The Australian Government is turning a new leaf, aiming to make the country technologically able and adaptable. To do this, innovative technology must work in tandem with public policy. This occurs through greater private and public sector collaboration.
It was recently announced that the Australian Financial Systems Inquiry (FSI) report will deliver on the proposal for a fintech committee and a framework for nationally federated digital identities.
The Australian Government is to deliver this framework for digital identities due to the demand for paperless authentication. The FSI highlighted the key benefits of such a mechanism. A nationally federated digital identity would improve efficiency, increase security measures, minimise costs, and ease the authentication process. These benefits were accepted by government as legitimate cause to create the framework.

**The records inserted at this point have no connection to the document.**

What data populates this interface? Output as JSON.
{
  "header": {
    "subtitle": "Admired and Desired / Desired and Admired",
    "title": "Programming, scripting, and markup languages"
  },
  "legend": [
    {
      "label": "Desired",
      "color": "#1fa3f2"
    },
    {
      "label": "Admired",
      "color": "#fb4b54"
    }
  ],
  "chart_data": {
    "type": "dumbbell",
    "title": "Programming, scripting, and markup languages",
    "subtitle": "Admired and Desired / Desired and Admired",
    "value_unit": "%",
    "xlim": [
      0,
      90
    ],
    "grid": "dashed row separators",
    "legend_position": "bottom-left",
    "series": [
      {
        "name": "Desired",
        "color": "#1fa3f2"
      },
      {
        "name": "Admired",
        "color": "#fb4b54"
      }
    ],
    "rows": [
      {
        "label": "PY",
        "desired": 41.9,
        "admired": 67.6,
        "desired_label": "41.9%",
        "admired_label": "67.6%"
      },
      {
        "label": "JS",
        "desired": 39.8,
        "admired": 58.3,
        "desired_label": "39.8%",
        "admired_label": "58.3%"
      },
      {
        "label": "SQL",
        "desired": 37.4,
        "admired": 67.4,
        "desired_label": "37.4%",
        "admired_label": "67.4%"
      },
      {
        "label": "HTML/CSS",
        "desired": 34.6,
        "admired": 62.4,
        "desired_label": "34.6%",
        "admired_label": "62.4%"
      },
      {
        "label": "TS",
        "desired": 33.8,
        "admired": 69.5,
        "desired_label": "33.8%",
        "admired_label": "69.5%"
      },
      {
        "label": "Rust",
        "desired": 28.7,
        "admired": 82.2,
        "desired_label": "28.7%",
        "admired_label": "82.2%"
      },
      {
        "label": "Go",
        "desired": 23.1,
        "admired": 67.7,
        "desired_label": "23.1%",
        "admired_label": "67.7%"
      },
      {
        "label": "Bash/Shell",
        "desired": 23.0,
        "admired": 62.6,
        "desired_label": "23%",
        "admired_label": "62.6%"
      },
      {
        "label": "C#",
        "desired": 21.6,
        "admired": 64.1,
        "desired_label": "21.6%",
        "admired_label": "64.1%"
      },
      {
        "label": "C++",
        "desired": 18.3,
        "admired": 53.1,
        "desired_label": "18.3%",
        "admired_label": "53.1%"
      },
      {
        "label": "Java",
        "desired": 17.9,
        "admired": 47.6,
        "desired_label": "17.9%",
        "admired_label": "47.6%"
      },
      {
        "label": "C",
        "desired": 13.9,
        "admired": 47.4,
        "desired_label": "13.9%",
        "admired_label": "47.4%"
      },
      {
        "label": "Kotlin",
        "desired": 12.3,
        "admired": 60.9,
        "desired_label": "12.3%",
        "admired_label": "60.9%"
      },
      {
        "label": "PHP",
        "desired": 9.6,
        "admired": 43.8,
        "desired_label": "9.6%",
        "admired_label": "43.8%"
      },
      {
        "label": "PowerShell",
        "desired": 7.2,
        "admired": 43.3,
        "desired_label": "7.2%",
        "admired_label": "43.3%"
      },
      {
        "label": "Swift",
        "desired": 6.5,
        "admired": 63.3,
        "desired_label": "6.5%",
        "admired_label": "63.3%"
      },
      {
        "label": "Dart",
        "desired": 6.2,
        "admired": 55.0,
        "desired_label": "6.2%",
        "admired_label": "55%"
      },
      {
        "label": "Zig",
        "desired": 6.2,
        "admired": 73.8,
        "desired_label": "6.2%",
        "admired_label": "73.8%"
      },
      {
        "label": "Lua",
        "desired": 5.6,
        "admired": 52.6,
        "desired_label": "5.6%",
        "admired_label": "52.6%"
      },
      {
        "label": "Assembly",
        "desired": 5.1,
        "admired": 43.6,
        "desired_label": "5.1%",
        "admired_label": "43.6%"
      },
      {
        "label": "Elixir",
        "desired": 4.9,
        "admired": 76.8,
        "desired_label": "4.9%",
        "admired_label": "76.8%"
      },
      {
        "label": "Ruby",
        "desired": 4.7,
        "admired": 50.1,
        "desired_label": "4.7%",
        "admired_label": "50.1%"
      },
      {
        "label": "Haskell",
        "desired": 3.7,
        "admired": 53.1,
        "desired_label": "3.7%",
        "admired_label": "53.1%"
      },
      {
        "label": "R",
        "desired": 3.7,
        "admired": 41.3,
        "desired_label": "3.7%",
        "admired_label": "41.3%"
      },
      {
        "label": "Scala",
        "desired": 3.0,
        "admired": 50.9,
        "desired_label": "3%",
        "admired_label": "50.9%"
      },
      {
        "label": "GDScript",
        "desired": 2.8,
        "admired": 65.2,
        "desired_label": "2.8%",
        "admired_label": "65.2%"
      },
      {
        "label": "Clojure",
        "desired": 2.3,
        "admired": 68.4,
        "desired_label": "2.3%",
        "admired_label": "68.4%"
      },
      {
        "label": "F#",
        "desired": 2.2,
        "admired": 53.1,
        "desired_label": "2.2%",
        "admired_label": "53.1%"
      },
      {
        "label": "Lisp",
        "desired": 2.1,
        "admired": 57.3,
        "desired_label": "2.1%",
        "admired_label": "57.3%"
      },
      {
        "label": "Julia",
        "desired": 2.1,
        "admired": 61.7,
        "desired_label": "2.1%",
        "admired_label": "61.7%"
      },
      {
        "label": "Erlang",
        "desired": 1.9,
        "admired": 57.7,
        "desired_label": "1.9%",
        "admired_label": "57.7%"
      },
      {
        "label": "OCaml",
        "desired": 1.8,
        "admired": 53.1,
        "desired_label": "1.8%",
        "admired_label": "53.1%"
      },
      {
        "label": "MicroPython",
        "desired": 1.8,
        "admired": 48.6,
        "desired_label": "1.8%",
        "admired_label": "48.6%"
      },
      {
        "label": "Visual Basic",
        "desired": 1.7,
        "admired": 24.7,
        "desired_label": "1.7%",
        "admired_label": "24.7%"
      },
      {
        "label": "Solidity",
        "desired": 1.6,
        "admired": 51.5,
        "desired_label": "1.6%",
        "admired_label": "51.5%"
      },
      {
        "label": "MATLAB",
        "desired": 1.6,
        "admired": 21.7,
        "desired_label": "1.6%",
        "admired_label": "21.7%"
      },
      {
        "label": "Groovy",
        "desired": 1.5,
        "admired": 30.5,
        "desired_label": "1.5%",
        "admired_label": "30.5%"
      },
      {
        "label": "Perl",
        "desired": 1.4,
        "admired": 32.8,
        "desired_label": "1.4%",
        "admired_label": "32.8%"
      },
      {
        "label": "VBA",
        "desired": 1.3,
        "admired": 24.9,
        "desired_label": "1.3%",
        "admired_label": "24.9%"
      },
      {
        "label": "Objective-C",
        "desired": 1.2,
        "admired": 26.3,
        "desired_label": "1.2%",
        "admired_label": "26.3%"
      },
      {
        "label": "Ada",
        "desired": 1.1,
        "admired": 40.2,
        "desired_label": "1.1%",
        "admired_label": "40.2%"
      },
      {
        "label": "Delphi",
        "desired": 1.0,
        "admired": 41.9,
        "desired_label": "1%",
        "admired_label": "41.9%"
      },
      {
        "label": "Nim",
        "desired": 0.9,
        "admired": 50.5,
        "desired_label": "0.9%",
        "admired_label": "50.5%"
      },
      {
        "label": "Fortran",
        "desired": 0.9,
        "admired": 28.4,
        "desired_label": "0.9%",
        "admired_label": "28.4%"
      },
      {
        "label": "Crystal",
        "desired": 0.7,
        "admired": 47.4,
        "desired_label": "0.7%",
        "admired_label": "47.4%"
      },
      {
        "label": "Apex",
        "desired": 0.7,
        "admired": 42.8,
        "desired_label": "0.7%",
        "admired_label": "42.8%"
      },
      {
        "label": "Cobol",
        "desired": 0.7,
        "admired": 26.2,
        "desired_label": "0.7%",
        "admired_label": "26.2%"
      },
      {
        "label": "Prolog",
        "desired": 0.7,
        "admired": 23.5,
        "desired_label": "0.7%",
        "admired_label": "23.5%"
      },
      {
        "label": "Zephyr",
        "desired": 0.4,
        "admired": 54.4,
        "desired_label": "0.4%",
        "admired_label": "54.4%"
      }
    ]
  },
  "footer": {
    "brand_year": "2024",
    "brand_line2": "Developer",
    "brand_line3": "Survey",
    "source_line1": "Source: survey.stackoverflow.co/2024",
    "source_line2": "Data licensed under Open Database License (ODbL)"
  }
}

The Australian Digital Transformation Office has been tasked with creating the framework for a nationally federated digital identity. We recently reported that the office is working on a Digital Transformation Programme to boost innovation and government service virtualisation.
All public and private sectors are prone to adapting to modernisation. Financial institutions could especially deliver greater services with the integration of advanced ICT.
The delivery of a Fintech Committee is said to help spur innovation collaboration between public and private sector bodies. In aligning with the public sector, private bodies can make sure that regulations and policy adjust to digital transformation measures.
This Fintech Committee will give emerging companies opportunities to engage with government. It would also be tasked with making sure government is responding appropriately to innovation in the financial sector.
The Fintech Committee proposal is to take shape by the middle of 2016. It will be linked to the ASIC digital finance advisory committee so as to not replicate work.